The organization is very likely to propose that astrophysicist Mazlan Othman takes this position. Her main responsibilities will be to initiate contact with our visitors, and to greet them firsthand.

The expert will also be in charge of coordinating our response to the visit, and on conducting all aspects of any potential preparations to accommodate or handle dialogues with the aliens.

Othman, a 58-year-old Malaysian scientist, believes that discovering alien life is becoming increasingly certain, given the hundreds of extrasolar planets discovered in the last decade alone.

The chances of planets similar to ours existing out there are increasing with each discovery, and Othman is not alone in believing that some of those exoplanets may be populated by intelligent life.

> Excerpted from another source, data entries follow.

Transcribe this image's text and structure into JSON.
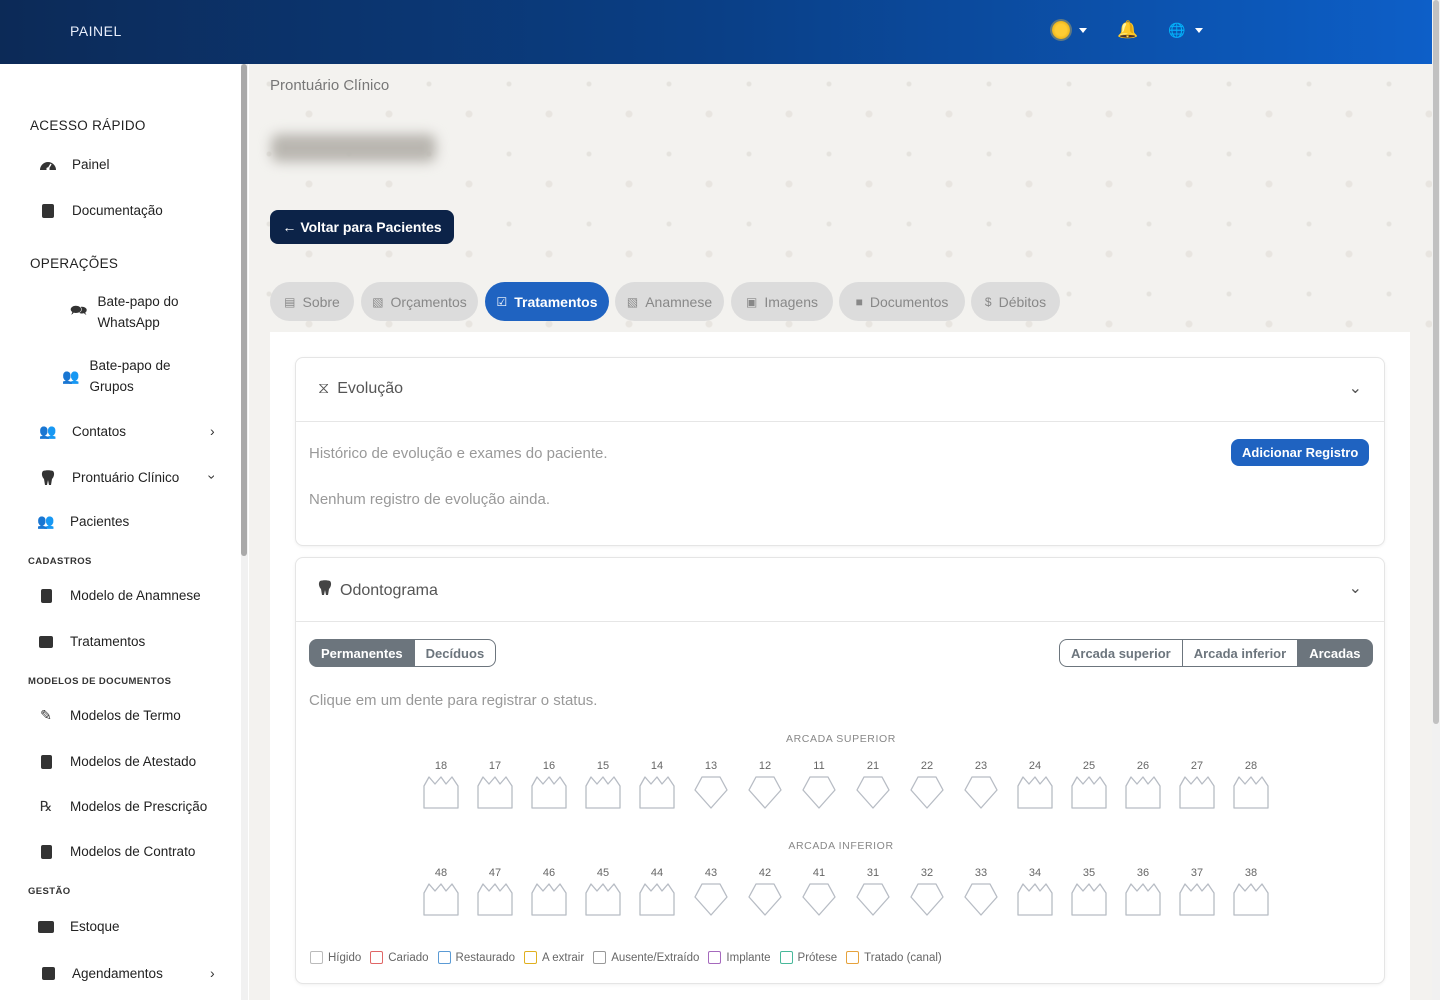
{
  "topbar": {
    "brand": "PAINEL",
    "icons": [
      "sun-icon",
      "bell-icon",
      "globe-icon"
    ]
  },
  "sidebar": {
    "quick_access_title": "ACESSO RÁPIDO",
    "painel": "Painel",
    "documentacao": "Documentação",
    "operations_title": "OPERAÇÕES",
    "whatsapp": "Bate-papo do WhatsApp",
    "grupos": "Bate-papo de Grupos",
    "contatos": "Contatos",
    "prontuario": "Prontuário Clínico",
    "pacientes": "Pacientes",
    "cadastros_title": "CADASTROS",
    "modelo_anamnese": "Modelo de Anamnese",
    "tratamentos": "Tratamentos",
    "modelos_documentos_title": "MODELOS DE DOCUMENTOS",
    "modelos_termo": "Modelos de Termo",
    "modelos_atestado": "Modelos de Atestado",
    "modelos_prescricao": "Modelos de Prescrição",
    "modelos_contrato": "Modelos de Contrato",
    "gestao_title": "GESTÃO",
    "estoque": "Estoque",
    "agendamentos": "Agendamentos"
  },
  "main": {
    "breadcrumb": "Prontuário Clínico",
    "back_label": "Voltar para Pacientes",
    "tabs": [
      {
        "label": "Sobre",
        "active": false
      },
      {
        "label": "Orçamentos",
        "active": false
      },
      {
        "label": "Tratamentos",
        "active": true
      },
      {
        "label": "Anamnese",
        "active": false
      },
      {
        "label": "Imagens",
        "active": false
      },
      {
        "label": "Documentos",
        "active": false
      },
      {
        "label": "Débitos",
        "active": false
      }
    ]
  },
  "evolucao": {
    "title": "Evolução",
    "description": "Histórico de evolução e exames do paciente.",
    "add_button": "Adicionar Registro",
    "empty": "Nenhum registro de evolução ainda."
  },
  "odontograma": {
    "title": "Odontograma",
    "dentition": {
      "permanentes": "Permanentes",
      "deciduos": "Decíduos",
      "selected": "Permanentes"
    },
    "arch_view": {
      "superior": "Arcada superior",
      "inferior": "Arcada inferior",
      "arcadas": "Arcadas",
      "selected": "Arcadas"
    },
    "hint": "Clique em um dente para registrar o status.",
    "upper_label": "ARCADA SUPERIOR",
    "lower_label": "ARCADA INFERIOR",
    "upper_teeth": [
      "18",
      "17",
      "16",
      "15",
      "14",
      "13",
      "12",
      "11",
      "21",
      "22",
      "23",
      "24",
      "25",
      "26",
      "27",
      "28"
    ],
    "lower_teeth": [
      "48",
      "47",
      "46",
      "45",
      "44",
      "43",
      "42",
      "41",
      "31",
      "32",
      "33",
      "34",
      "35",
      "36",
      "37",
      "38"
    ],
    "legend": [
      {
        "label": "Hígido",
        "color": "#bbbbbb"
      },
      {
        "label": "Cariado",
        "color": "#e06666"
      },
      {
        "label": "Restaurado",
        "color": "#5b9bd5"
      },
      {
        "label": "A extrair",
        "color": "#e0b020"
      },
      {
        "label": "Ausente/Extraído",
        "color": "#999999"
      },
      {
        "label": "Implante",
        "color": "#a569bd"
      },
      {
        "label": "Prótese",
        "color": "#48b89a"
      },
      {
        "label": "Tratado (canal)",
        "color": "#e6a23c"
      }
    ]
  }
}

“The continued search for extraterrestrial communication, by several entities, sustains the hope that some day human kind will received signals from extraterrestrials,” the scientist said recently.

“When we do, we should have in place a coordinated response that takes into account all the sensitivities related to the subject,” adds Othman, who is also the head of the UN Office for Outer Space Affairs (UNOOSA).

“The UN is a ready-made mechanism for such coordination,” she added, saying that a number of UN scientific advisory committees are bound to discuss whether to transform the UNOOSA into a body that can handle alien visits.

“[Ms] Othman is absolutely the nearest thing we have to a 'take me to your leader' person,” says the head of the UK delegation to the UN committee, professor Richard Crowther.

But not everyone agrees that we should be so quick to receive any potential visitors with open arms. Leading the opposition is esteemed theoretical physicist Stephen Hawking.

He warned this April that aliens who visit our world may be more interested in our resources than in our art, culture, life style and other things that make us human.

As such, he said at the time, we would do well to keep away from radio telescopes, which can send messages deep into space, where they can be picked up, Daily Mail reports.